/ 18 December 1998

Border farmers anxious as EO packs up

Peter Dickson

They come over the mountains from Lesotho on skis every full moon, invisible in their snowsuits, lethal with their AK-47s. In experienced bands of five, on a good night in the virtually perennial snow that erases their trail in seconds, they will drive off at least 100 head of livestock.

For a time this year, thanks to only two members of one of the world’s most feared private armies, each paid R12 000 a month, the snowmen stayed at home and, in time, moved elsewhere.

But now the men from Executive Outcomes are packing up to leave and, on New Year’s day, will have left the isolated farmers of Maclear, Lunsdean’s Nek and Moshesh’s Ford to fend for themselves against the ski-bound marauders from Lesotho.

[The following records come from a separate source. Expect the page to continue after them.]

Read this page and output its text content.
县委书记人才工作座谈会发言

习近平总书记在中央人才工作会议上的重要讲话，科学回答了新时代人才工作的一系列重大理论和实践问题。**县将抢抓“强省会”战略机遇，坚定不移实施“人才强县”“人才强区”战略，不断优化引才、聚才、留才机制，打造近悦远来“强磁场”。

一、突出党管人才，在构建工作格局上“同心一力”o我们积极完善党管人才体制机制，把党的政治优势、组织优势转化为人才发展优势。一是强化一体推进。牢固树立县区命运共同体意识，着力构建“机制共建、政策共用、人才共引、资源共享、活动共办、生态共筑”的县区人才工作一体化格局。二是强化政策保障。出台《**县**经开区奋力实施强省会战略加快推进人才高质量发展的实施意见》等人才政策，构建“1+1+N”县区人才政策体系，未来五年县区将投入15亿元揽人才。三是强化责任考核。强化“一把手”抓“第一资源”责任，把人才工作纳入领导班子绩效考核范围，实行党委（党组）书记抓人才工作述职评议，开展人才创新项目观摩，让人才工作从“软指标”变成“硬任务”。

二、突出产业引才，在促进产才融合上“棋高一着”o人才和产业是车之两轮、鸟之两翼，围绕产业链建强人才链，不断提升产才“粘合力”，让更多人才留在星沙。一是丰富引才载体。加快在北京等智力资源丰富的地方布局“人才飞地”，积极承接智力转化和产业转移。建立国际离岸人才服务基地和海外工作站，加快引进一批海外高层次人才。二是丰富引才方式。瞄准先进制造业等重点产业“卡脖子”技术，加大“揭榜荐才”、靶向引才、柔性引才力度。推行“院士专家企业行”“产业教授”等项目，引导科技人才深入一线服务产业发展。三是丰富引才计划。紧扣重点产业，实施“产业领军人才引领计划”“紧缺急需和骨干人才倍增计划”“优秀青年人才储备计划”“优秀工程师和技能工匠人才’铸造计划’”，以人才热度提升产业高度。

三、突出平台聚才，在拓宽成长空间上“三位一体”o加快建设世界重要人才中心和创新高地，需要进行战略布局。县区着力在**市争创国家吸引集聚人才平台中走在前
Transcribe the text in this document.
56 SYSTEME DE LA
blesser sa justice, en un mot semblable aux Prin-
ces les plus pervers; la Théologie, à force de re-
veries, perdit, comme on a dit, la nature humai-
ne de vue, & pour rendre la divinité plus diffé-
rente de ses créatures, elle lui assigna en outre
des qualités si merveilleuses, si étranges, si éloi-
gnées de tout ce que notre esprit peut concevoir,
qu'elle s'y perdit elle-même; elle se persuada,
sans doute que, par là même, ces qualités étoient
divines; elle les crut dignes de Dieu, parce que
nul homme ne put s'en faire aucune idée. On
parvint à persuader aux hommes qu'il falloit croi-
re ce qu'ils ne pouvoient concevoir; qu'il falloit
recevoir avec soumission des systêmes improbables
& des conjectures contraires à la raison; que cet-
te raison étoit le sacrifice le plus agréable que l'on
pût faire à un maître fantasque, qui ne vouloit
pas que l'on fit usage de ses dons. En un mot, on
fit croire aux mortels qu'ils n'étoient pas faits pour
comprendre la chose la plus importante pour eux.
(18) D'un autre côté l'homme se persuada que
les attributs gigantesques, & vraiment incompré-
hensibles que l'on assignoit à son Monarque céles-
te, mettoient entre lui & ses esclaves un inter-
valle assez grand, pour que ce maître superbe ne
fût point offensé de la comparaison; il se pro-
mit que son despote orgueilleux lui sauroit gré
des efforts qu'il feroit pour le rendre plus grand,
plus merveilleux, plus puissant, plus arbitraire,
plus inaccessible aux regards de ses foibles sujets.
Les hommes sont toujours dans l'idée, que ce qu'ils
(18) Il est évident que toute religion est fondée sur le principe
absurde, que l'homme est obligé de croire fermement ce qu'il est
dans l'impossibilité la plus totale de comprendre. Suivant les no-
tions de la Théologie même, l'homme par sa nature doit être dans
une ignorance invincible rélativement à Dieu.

Before Executive Outcomes’s farm protection outfit was collectively hired, these farmers would illegally head over the inadequately policed border themselves to track down their stolen sheep.

But this is a hard land riddled with steep mountains, and many semi-frozen animals, even if found, would have to be put down because of their exhausting ordeal.

Now the farmers may not be so keen after this week’s border disaster in which three men in a 25-strong Mount Fletcher cross-border recovery party died in a hail of semi-automatic rifle fire on entering Lesotho.

That area, far to the east of Executive Outcomes’s protective boundary, is no stranger to stocktheft and its accompanying violence.

Only two years ago, hundreds of blanket-clad Basotho poured over the hills, plundering, burning and looting. Police say 15 Transkei villagers in the Matatiele district died and those Basotho raiders who were captured, as eventually revealed in court, were killed in cold blood by frustrated police.

Last year police in the Mount Fletcher area must have thought they had been time-warped back into the 19th-century when an intercepted Basotho raiding party on horseback turned and swept towards them in a line like the great cavalry charges of old, oblivious to the daunting modern odds of helicopters and automatice gunfire.

As even the once-mighty South African National Defence Force learned in October, Lesotho is no easy pushover.

Executive Outcomes has made a tidy packet from the 15 farmers of Moshesh’s Ford, Lunsdean’s Nek and Maclear who hired them over the past nine months to achieve what they gratefully called an “unbelievable difference” after giving up on earlier efforts with San border war veterans.

>From January 1, however, it’s back to silent nights of anxiety in an area of primitive communications and roads, economically depressed and too rough and remote for ready response.

Asked for his thoughts on the future of his worried clients, Executive Outcomes director Nico Palm said brusquely this week: “This is a matter between the company and the client. It has nothing to do with the press.”

It is not an answer that pleases his cash-strapped clients. Said one angry local farmer: “I feel like I’ve been robbed – twice.”